Over 250 educators from across the state attended the collaborative opportunity for tribal nations and Oklahoma education agencies to focus on the children they have in common in the classroom.
Recent reports revealed that Oklahoma has a high concentration of children suffering from higher Adverse Childhood Experiences (ACE) scores. The ACE test consists of questions about experiences commonly associated with childhood trauma.
“The Muscogee (Creek) Nation has been a leader in investing in teacher professional development around working with children that have had hardship, abuse and neglect in Oklahoma classrooms,” Oklahoma State Superintendent Joy Hofmeister said. “All of us working together I know we can solve this and we can help see kids break the cycle of trauma.”

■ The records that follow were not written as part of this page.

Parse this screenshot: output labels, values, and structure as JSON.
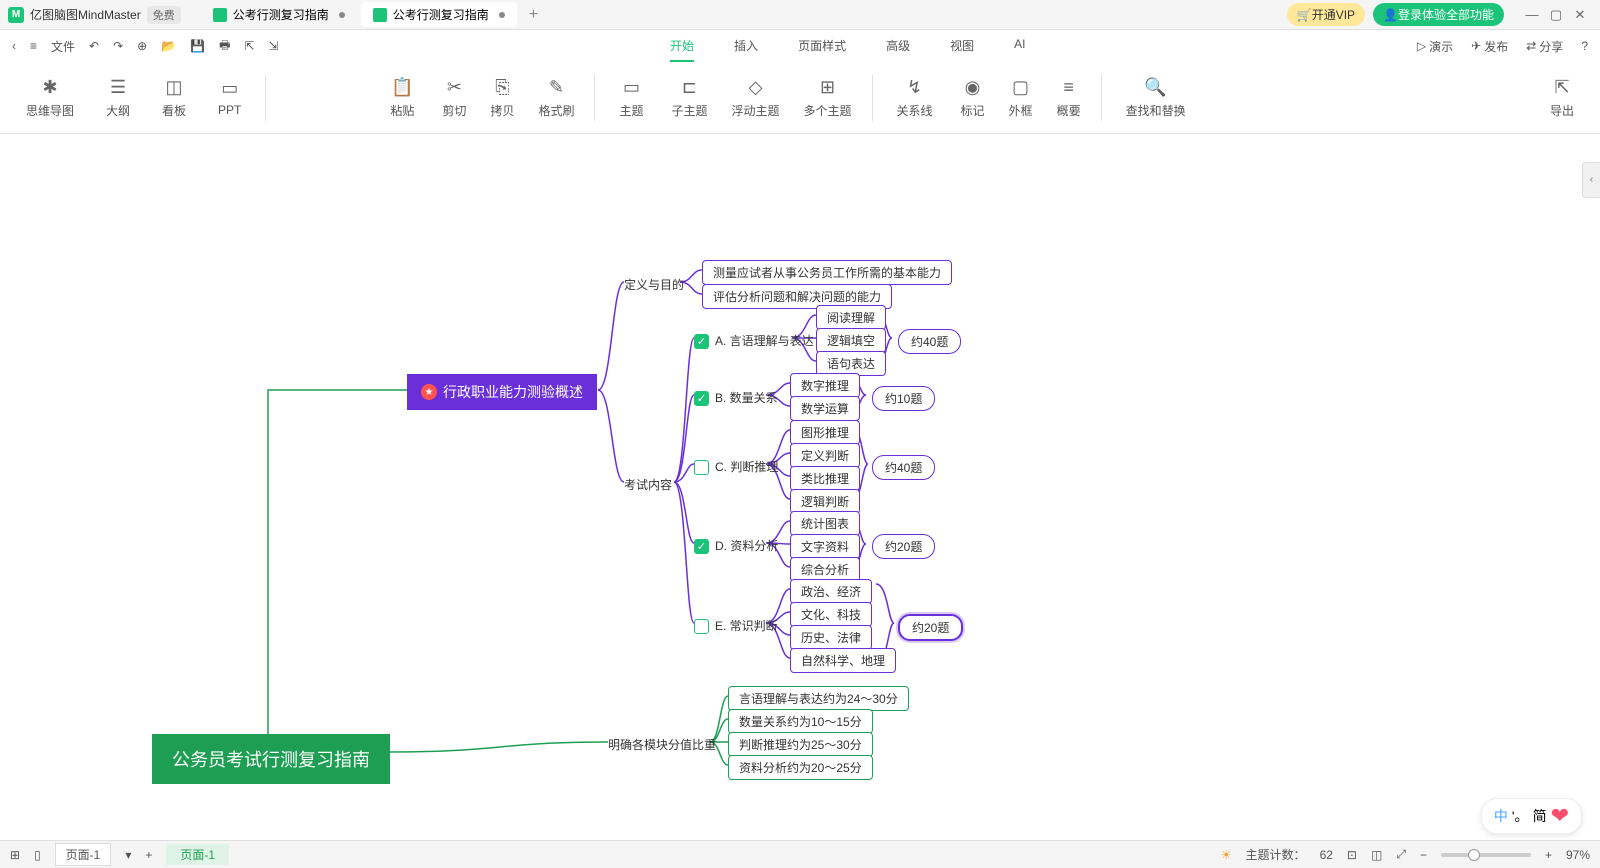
{
  "app": {
    "name": "亿图脑图MindMaster",
    "free": "免费"
  },
  "tabs": [
    {
      "label": "公考行测复习指南"
    },
    {
      "label": "公考行测复习指南"
    }
  ],
  "vip": "开通VIP",
  "login": "登录体验全部功能",
  "menu": {
    "file": "文件",
    "start": "开始",
    "insert": "插入",
    "page": "页面样式",
    "adv": "高级",
    "view": "视图",
    "ai": "AI"
  },
  "actions": {
    "present": "演示",
    "publish": "发布",
    "share": "分享"
  },
  "ribbon": {
    "mind": "思维导图",
    "outline": "大纲",
    "board": "看板",
    "ppt": "PPT",
    "paste": "粘贴",
    "cut": "剪切",
    "copy": "拷贝",
    "fmt": "格式刷",
    "topic": "主题",
    "sub": "子主题",
    "float": "浮动主题",
    "multi": "多个主题",
    "rel": "关系线",
    "mark": "标记",
    "frame": "外框",
    "summary": "概要",
    "find": "查找和替换",
    "export": "导出"
  },
  "map": {
    "root": "公务员考试行测复习指南",
    "section1": "行政职业能力测验概述",
    "def": "定义与目的",
    "def1": "测量应试者从事公务员工作所需的基本能力",
    "def2": "评估分析问题和解决问题的能力",
    "content": "考试内容",
    "a": "A. 言语理解与表达",
    "a1": "阅读理解",
    "a2": "逻辑填空",
    "a3": "语句表达",
    "aN": "约40题",
    "b": "B. 数量关系",
    "b1": "数字推理",
    "b2": "数学运算",
    "bN": "约10题",
    "c": "C. 判断推理",
    "c1": "图形推理",
    "c2": "定义判断",
    "c3": "类比推理",
    "c4": "逻辑判断",
    "cN": "约40题",
    "d": "D. 资料分析",
    "d1": "统计图表",
    "d2": "文字资料",
    "d3": "综合分析",
    "dN": "约20题",
    "e": "E. 常识判断",
    "e1": "政治、经济",
    "e2": "文化、科技",
    "e3": "历史、法律",
    "e4": "自然科学、地理",
    "eN": "约20题",
    "scores": "明确各模块分值比重",
    "s1": "言语理解与表达约为24～30分",
    "s2": "数量关系约为10～15分",
    "s3": "判断推理约为25～30分",
    "s4": "资料分析约为20～25分"
  },
  "status": {
    "page": "页面-1",
    "pageTab": "页面-1",
    "count_label": "主题计数：",
    "count": "62",
    "zoom": "97%"
  },
  "ime": {
    "lang": "中",
    "punct": "'。",
    "mode": "简"
  }
}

The conference held presentations about moving from trauma-informed to healing-centered practices, conducting tribal consultation, understanding the Johnson O’Malley Modernization Act and Native EDGE; the Nation’s response to Oklahoma’s eight-year strategic plan for the state’s education.
“A critical component of Native EDGE is this idea of working alongside the state department and the U.S. Department of Education and building these connections with those other agencies for public education,” MCN Department of Education Federal Programs Administrator Sarah Price said.
Price said building bridges with agencies allows MCN as a tribal nation to conduct research, gather data and work alongside school systems about culturally-responsive teaching. The combination of trauma-informed instruction and collaboration with teachers’ in their own classroom help to pave the way from theory to practice.
As a component of Native EDGE, MCN hosted a teacher fellowship prior to the Edge Conference with a professional development opportunity for educational experts interested in the fields of culturally-responsive teaching, student-centered learning practices and building classroom communities.
Thirty-one participants from four school districts: Eufaula, Dewar, Weleetka and Wetumka, sought assistance from the fellowship with cultural sensitivity and methods to connect with Native students.